Other presumptions in halacha include:
- All flesh is presumed to have been cut from a living animal ("ever min ha-ḥay") and hence to be forbidden food until it has been determined that proper shechita was performed on the animal; hence an examination of the organs to be severed at slaughtering is necessary. After it is slaughtered it is presumed to be kosher until it is demonstrated how it became forbidden; hence no examination of the animal is necessary, except of those organs (such as the lungs) which contract a disease most readily.
- In cases involving money, the prevailing principle is אוקי ממונא בחזקת מריה ("leave the money in the possession of its master"). Hence the general principle in Jewish law, that the burden of proof is on the plaintiff. This principle has far-reaching results. It is followed not only where there is insufficient evidence to establish the truth, but also where there is contradictory evidence.
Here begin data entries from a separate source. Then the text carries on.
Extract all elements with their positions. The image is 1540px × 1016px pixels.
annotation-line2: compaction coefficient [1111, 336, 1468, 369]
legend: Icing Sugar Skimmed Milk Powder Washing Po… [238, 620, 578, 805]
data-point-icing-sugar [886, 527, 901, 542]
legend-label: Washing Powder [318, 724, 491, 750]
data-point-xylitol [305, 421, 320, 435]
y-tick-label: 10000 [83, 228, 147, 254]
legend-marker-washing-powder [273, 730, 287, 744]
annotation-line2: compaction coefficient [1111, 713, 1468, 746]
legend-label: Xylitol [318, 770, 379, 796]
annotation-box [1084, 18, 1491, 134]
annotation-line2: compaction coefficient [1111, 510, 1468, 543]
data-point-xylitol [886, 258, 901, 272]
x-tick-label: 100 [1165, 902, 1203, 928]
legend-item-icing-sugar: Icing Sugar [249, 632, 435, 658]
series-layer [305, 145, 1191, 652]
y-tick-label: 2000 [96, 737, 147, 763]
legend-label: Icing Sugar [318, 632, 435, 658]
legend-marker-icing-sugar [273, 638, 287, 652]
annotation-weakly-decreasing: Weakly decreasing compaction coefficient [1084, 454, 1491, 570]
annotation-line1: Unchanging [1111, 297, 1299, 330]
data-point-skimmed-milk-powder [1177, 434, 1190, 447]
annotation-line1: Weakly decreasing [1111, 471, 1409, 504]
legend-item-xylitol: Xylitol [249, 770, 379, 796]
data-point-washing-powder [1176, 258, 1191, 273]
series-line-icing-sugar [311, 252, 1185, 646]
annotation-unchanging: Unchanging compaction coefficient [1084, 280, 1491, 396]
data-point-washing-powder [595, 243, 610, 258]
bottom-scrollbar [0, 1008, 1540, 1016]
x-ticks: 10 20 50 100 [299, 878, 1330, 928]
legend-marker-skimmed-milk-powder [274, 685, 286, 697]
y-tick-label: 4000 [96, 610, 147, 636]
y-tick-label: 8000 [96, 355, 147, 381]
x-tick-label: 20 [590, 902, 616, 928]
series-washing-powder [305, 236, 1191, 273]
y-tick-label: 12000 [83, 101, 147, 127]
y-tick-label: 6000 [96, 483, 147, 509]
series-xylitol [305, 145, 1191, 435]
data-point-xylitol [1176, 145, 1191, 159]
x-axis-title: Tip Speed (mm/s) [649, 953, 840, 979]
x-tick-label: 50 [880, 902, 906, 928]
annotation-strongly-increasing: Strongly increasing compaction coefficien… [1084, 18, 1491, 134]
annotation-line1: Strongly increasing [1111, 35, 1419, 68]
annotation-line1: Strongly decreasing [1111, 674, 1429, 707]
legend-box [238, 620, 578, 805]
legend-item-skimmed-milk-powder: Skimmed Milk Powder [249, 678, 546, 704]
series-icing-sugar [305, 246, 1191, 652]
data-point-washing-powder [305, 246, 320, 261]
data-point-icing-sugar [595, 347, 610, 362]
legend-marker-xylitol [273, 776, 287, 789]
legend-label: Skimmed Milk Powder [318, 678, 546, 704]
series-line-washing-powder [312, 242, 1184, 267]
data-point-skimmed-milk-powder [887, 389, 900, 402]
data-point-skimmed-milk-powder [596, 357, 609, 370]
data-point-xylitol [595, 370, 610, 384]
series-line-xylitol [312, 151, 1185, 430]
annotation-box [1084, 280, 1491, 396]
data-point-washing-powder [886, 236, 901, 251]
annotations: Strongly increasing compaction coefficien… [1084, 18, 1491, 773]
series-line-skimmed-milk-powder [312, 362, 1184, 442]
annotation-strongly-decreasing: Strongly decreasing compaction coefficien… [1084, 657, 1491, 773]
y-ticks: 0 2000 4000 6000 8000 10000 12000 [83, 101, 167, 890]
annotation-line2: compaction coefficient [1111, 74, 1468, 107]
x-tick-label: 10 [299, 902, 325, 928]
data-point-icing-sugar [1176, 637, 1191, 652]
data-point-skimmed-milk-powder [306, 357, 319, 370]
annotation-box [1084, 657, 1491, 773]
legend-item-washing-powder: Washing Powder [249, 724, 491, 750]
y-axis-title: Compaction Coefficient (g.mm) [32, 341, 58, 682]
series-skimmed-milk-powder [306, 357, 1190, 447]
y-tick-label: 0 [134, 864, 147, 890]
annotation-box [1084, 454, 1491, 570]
If after a case has been decided in accordance with a presumption the plaintiff violently takes the object of contention from the defendant so that the presumption shall favor him, it is doubtful whether the former presumption becomes thus annihilated; and the later authorities differ as to which presumption to follow in such a case.

Many Talmudic presumptions are based on analysis of human nature. These include:
- No woman would have the audacity to declare in her husband's presence that she was divorced from him, if she were not.
- No man is presumed to have paid his debt before it was due.
- No one would be so shameless as to deny a debt in the presence of his creditor.
- A shaliah is presumed to fulfill his commission.
- The master is presumed to have paid the day-laborer at the end of his day's work.
- No man permits himself to be robbed without a struggle.
- A scholar would not issue any deed unless it had been correctly executed.
- A house is presumed to have been examined for chametz on the fourteenth of Nisan, and one hiring a house on that day need not examine it again.